Commissioner Robert Powelson of the Federal Energy Regulatory Commission (FERC) had a vote in determining whether projects moved forward—that anyone had a vote on a panel which lacked a quorum for six months last year.

“We are back in business at the FERC,” Powelson told an approving crowd at MUM.

Powelson, nominated by President Donald Trump last May and confirmed as a FERC commissioner in August 2017, came to the federal agency after almost nine years on the Pennsylvania Public Utility Commission (PUC). Since seats were filled last summer, the commission has moved quickly.

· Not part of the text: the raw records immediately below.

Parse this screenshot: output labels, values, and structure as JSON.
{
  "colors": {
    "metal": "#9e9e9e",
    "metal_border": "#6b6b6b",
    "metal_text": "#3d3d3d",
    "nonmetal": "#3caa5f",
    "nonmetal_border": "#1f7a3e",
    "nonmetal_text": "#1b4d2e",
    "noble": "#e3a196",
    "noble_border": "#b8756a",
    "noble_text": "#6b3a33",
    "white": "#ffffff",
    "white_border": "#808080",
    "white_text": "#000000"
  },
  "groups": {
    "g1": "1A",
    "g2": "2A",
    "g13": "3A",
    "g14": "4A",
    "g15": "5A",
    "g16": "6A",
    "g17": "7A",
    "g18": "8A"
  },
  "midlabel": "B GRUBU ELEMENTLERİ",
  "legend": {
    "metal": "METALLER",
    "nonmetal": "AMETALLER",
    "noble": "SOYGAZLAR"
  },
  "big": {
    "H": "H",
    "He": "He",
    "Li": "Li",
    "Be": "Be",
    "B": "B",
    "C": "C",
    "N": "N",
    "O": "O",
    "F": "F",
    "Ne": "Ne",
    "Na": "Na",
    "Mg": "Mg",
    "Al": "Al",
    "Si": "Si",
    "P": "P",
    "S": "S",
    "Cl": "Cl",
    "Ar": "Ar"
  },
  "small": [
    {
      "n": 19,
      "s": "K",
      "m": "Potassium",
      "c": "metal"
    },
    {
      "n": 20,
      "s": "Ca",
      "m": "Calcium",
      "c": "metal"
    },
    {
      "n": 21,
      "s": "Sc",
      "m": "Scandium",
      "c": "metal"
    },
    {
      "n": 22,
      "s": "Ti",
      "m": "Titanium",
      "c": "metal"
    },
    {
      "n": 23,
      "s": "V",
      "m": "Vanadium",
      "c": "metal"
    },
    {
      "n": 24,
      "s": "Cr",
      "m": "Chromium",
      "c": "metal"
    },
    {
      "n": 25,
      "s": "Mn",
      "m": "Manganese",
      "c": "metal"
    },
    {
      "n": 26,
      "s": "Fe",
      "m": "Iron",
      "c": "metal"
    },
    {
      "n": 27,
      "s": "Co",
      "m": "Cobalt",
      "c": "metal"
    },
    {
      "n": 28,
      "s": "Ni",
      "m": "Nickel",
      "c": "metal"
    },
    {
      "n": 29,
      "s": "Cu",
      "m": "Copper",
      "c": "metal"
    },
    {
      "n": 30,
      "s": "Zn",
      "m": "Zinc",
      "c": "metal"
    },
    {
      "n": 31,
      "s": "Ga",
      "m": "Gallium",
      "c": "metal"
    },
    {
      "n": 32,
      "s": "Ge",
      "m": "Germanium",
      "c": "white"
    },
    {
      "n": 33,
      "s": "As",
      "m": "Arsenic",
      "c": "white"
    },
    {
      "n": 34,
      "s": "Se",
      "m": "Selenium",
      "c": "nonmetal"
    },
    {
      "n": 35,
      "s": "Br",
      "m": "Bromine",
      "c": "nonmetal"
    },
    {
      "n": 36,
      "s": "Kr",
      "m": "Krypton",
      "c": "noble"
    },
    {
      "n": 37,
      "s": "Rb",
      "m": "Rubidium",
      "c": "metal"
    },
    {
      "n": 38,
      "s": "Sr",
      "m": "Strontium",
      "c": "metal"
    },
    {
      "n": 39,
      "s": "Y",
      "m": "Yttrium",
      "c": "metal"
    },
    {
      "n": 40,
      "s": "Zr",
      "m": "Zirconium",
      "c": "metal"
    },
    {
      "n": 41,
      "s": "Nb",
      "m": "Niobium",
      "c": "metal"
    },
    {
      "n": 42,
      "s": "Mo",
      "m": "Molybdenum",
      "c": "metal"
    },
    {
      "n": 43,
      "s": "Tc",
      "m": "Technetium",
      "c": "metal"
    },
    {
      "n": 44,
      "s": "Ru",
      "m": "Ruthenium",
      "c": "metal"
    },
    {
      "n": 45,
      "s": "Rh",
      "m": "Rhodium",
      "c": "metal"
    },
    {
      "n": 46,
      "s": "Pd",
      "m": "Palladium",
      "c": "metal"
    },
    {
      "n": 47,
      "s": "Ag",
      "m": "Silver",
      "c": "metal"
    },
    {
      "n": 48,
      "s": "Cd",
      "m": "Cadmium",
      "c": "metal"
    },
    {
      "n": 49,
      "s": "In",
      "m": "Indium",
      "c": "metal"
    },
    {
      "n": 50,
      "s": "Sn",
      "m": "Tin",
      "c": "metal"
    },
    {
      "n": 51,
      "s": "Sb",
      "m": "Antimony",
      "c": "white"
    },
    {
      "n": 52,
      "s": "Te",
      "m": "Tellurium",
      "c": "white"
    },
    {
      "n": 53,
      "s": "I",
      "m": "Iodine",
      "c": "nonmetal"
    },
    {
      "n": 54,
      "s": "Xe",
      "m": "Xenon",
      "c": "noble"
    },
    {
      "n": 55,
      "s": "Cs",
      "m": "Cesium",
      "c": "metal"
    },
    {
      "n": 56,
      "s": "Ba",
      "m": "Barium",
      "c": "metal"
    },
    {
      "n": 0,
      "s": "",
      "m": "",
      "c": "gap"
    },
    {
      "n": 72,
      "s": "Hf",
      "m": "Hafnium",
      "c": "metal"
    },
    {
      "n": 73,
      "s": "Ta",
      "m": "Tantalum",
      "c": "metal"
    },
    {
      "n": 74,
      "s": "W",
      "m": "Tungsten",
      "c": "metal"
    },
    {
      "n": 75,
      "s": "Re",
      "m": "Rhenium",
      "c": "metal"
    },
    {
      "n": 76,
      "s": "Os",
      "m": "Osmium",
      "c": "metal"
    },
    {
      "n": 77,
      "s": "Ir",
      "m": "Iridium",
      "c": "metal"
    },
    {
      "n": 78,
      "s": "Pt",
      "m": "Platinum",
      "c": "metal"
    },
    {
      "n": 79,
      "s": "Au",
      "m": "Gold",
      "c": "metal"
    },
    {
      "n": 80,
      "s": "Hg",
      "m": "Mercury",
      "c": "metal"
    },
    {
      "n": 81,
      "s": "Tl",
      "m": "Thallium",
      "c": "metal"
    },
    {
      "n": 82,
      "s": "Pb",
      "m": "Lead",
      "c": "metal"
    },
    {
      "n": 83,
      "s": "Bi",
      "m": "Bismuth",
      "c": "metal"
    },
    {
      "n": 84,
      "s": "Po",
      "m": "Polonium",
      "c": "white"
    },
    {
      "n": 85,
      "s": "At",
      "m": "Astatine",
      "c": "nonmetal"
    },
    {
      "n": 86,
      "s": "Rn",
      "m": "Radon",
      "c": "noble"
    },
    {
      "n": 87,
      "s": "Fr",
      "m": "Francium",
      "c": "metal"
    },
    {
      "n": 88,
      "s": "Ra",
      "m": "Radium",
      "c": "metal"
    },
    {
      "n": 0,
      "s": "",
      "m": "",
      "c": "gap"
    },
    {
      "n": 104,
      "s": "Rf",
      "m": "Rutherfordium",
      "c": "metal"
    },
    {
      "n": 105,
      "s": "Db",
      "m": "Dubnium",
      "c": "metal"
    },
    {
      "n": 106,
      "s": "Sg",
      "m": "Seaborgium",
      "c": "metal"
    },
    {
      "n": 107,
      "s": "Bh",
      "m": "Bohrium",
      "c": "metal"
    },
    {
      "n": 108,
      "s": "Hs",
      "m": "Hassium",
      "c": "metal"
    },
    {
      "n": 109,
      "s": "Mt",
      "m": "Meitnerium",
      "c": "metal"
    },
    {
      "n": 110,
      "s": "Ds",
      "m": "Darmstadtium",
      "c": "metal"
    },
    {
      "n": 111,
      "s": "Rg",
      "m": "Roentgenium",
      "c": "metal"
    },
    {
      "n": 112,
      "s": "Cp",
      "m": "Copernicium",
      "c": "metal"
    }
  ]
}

“Within the last seven months, this current makeup of Federal Energy Regulatory Commissioners have approved $25.6 billion in pipeline infrastructure in this country,” Powelson said. “As I like to remind people, when you’re a five-member independent agency, you can come up with a lot of solutions to the problems but you can’t buy No. 2 pencils unless you have three votes; it’s that simple.”

Among the recent approvals, Powelson listed:

  • Atlantic Coast Pipeline, a $5.1 billion, 600-mile project between West Virginia and eastern North Carolina, scheduled for completion in 2019;
  • Mountain Valley Pipeline, EQT Corp.’s $3.5 billion, 303-mile line between northwestern West Virginia and southern Virginia; and
  • PennEast Pipeline, a 115-mile line connecting the Marcellus Shale in northeast Pennsylvania to New Jersey.

Powelson also gave an extended shout-out to Dominion’s Cove Point LNG terminal, set to begin operations in March, and noted the geopolitical importance of developing U.S. gas exports.

“The exploration of natural gas and the ability to move it to market is the greatest peace dividend we have,” he said.

He recalled how, during his years on the Pennsylvania PUC, a delegation from Kosovo described how Russian gas pipelines were shut off in the middle of a cold winter snap, shutting down power plants and leaving citizens without heat.

“Can you imagine that in this country?” he asked. “In this construct, with rule-of-law markets, that any operator could do that to an American citizen, an American ratepayer? But that’s the reality of how the Russians are playing with these markets. I think it’s disruptive and I think if we get our act together around LNG exports, I think we have a tremendous opportunity in front of us.”

But Powelson expressed his own concerns about the U.S., especially regarding the radical price spikes experienced by the New England market during the recent bomb cyclone storm that struck the region. Some spot prices for natural gas soared as high as $141 per million British thermal unit during the storm.

Less than 500 miles from the New England market and its massive price blowout sits the Transco Leidy hub, he noted. Yet the 15 million customers in the market, despite living within driving distance of the cheapest natural gas in the country, pay the highest prices, not only during severe weather events like the bomb cyclone but on average going back to 2014.

“It is alarming,” Powelson said. “It’s alarming for FERC. It’s alarming for governors in the New England market who objectively have been committed to solving their lack of pipeline capacity into the market. It really speaks to where we need to look ahead in terms of solving this energy calculus equation.”

Ironically, a region that is pushing for clean energy sources was forced to burn 2 million barrels of oil during the bitter four-day cold snap in January when natural gas supplies were insufficient. Powelson noted that Repsol’s Canaport facility in St. John, New Brunswick, with 10 billion cubic feet (Bcf) of storage, went through almost 1.8 Bcf during the bomb cyclone.

“The New England ISO [utility] has alerted us that if that facility ever went down, it could create a cascading event in the power sector in New England where between 5,000 and 7,500 megawatts of combined-cycle generation would come offline,” he said. “That’s very alarming. Again, it’s something that is critically important to the FERC and you as industry partners as we work together to solve that problem.”